Hauter pointed to some statistics the Center for Responsive Politics that illustrate how much influence the oil and gas industries already had on politics before Wednesday’s ruling. Spending more than $145 million to lobby in Washington, oil and gas was one of the top five industries in terms of political spending. Exxon, Chevron, BP and Koch Industries top most of the annual lists of top funders within the oil and gas realm.

Without an aggregate limit, the Court allows individuals to contribute up to $3.6 million during an election cycle to benefit the parties, candidates and political action committees of his or her liking.

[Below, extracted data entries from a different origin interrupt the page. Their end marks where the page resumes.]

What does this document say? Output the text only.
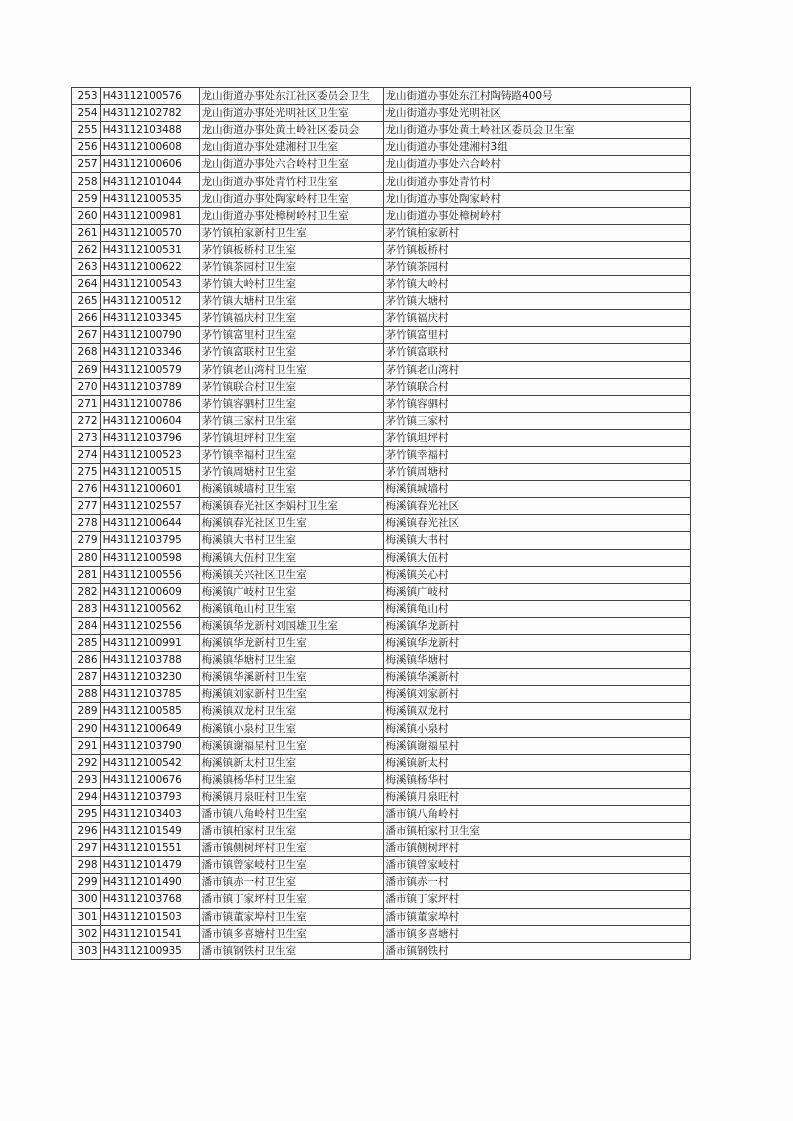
253	H43112100576	龙山街道办事处东江社区委员会卫生	龙山街道办事处东江村陶铸路400号
254	H43112102782	龙山街道办事处光明社区卫生室	龙山街道办事处光明社区
255	H43112103488	龙山街道办事处黄土岭社区委员会	龙山街道办事处黄土岭社区委员会卫生室
256	H43112100608	龙山街道办事处建湘村卫生室	龙山街道办事处建湘村3组
257	H43112100606	龙山街道办事处六合岭村卫生室	龙山街道办事处六合岭村
258	H43112101044	龙山街道办事处青竹村卫生室	龙山街道办事处青竹村
259	H43112100535	龙山街道办事处陶家岭村卫生室	龙山街道办事处陶家岭村
260	H43112100981	龙山街道办事处樟树岭村卫生室	龙山街道办事处樟树岭村
261	H43112100570	茅竹镇柏家新村卫生室	茅竹镇柏家新村
262	H43112100531	茅竹镇板桥村卫生室	茅竹镇板桥村
263	H43112100622	茅竹镇茶园村卫生室	茅竹镇茶园村
264	H43112100543	茅竹镇大岭村卫生室	茅竹镇大岭村
265	H43112100512	茅竹镇大塘村卫生室	茅竹镇大塘村
266	H43112103345	茅竹镇福庆村卫生室	茅竹镇福庆村
267	H43112100790	茅竹镇富里村卫生室	茅竹镇富里村
268	H43112103346	茅竹镇富联村卫生室	茅竹镇富联村
269	H43112100579	茅竹镇老山湾村卫生室	茅竹镇老山湾村
270	H43112103789	茅竹镇联合村卫生室	茅竹镇联合村
271	H43112100786	茅竹镇容驷村卫生室	茅竹镇容驷村
272	H43112100604	茅竹镇三家村卫生室	茅竹镇三家村
273	H43112103796	茅竹镇坦坪村卫生室	茅竹镇坦坪村
274	H43112100523	茅竹镇幸福村卫生室	茅竹镇幸福村
275	H43112100515	茅竹镇周塘村卫生室	茅竹镇周塘村
276	H43112100601	梅溪镇城墙村卫生室	梅溪镇城墙村
277	H43112102557	梅溪镇春光社区李娟村卫生室	梅溪镇春光社区
278	H43112100644	梅溪镇春光社区卫生室	梅溪镇春光社区
279	H43112103795	梅溪镇大书村卫生室	梅溪镇大书村
280	H43112100598	梅溪镇大伍村卫生室	梅溪镇大伍村
281	H43112100556	梅溪镇关兴社区卫生室	梅溪镇关心村
282	H43112100609	梅溪镇广岐村卫生室	梅溪镇广岐村
283	H43112100562	梅溪镇龟山村卫生室	梅溪镇龟山村
284	H43112102556	梅溪镇华龙新村刘国雄卫生室	梅溪镇华龙新村
285	H43112100991	梅溪镇华龙新村卫生室	梅溪镇华龙新村
286	H43112103788	梅溪镇华塘村卫生室	梅溪镇华塘村
287	H43112103230	梅溪镇华溪新村卫生室	梅溪镇华溪新村
288	H43112103785	梅溪镇刘家新村卫生室	梅溪镇刘家新村
289	H43112100585	梅溪镇双龙村卫生室	梅溪镇双龙村
290	H43112100649	梅溪镇小泉村卫生室	梅溪镇小泉村
291	H43112103790	梅溪镇谢福星村卫生室	梅溪镇谢福星村
292	H43112100542	梅溪镇新太村卫生室	梅溪镇新太村
293	H43112100676	梅溪镇杨华村卫生室	梅溪镇杨华村
294	H43112103793	梅溪镇月泉旺村卫生室	梅溪镇月泉旺村
295	H43112103403	潘市镇八角岭村卫生室	潘市镇八角岭村
296	H43112101549	潘市镇柏家村卫生室	潘市镇柏家村卫生室
297	H43112101551	潘市镇侧树坪村卫生室	潘市镇侧树坪村
298	H43112101479	潘市镇曾家岐村卫生室	潘市镇曾家岐村
299	H43112101490	潘市镇赤一村卫生室	潘市镇赤一村
300	H43112103768	潘市镇丁家坪村卫生室	潘市镇丁家坪村
301	H43112101503	潘市镇董家埠村卫生室	潘市镇董家埠村
302	H43112101541	潘市镇多喜塘村卫生室	潘市镇多喜塘村
303	H43112100935	潘市镇钢铁村卫生室	潘市镇钢铁村
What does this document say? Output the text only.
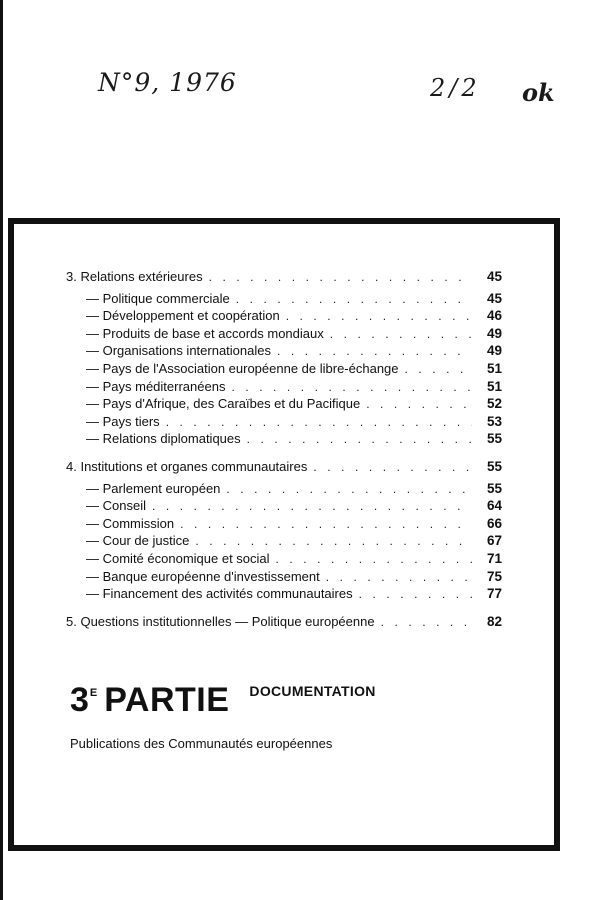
N°9, 1976	2/2 ok
3. Relations extérieures . . .	45
— Politique commerciale . . .	45
— Développement et coopération . . .	46
— Produits de base et accords mondiaux . . .	49
— Organisations internationales . . .	49
— Pays de l'Association européenne de libre-échange . . .	51
— Pays méditerranéens . . .	51
— Pays d'Afrique, des Caraïbes et du Pacifique . . .	52
— Pays tiers . . .	53
— Relations diplomatiques . . .	55
4. Institutions et organes communautaires . . .	55
— Parlement européen . . .	55
— Conseil . . .	64
— Commission . . .	66
— Cour de justice . . .	67
— Comité économique et social . . .	71
— Banque européenne d'investissement . . .	75
— Financement des activités communautaires . . .	77
5. Questions institutionnelles — Politique européenne . . .	82
3 E PARTIE DOCUMENTATION
Publications des Communautés européennes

The limit was previously $123,200.

“After decades of funding think tanks and judges to promote radical ideas equating money with speech and corporations with people, the big-money men and women who want to have the government in their pocket are at their apex,” Claiborne Deming wrote in a statement on behalf of The Story of Stuff Project. “But history tells us that after hitting the top, the pendulum will begin to swing the other way.”

Brune’s statement exhibited a similar sense of optimism, regarding the ruling as a chance to galvanize those who disagree with it.

“This decision isn’t just an egregious attempt to cede our democracy to corporate rule—it is an opportunity to organize the 91 percent of Americans who want something done about corrupt money in politics,” he said. “The Supreme Court and big polluters have made it clear what side they are on.

Now, we will make clear that its the wrong side.”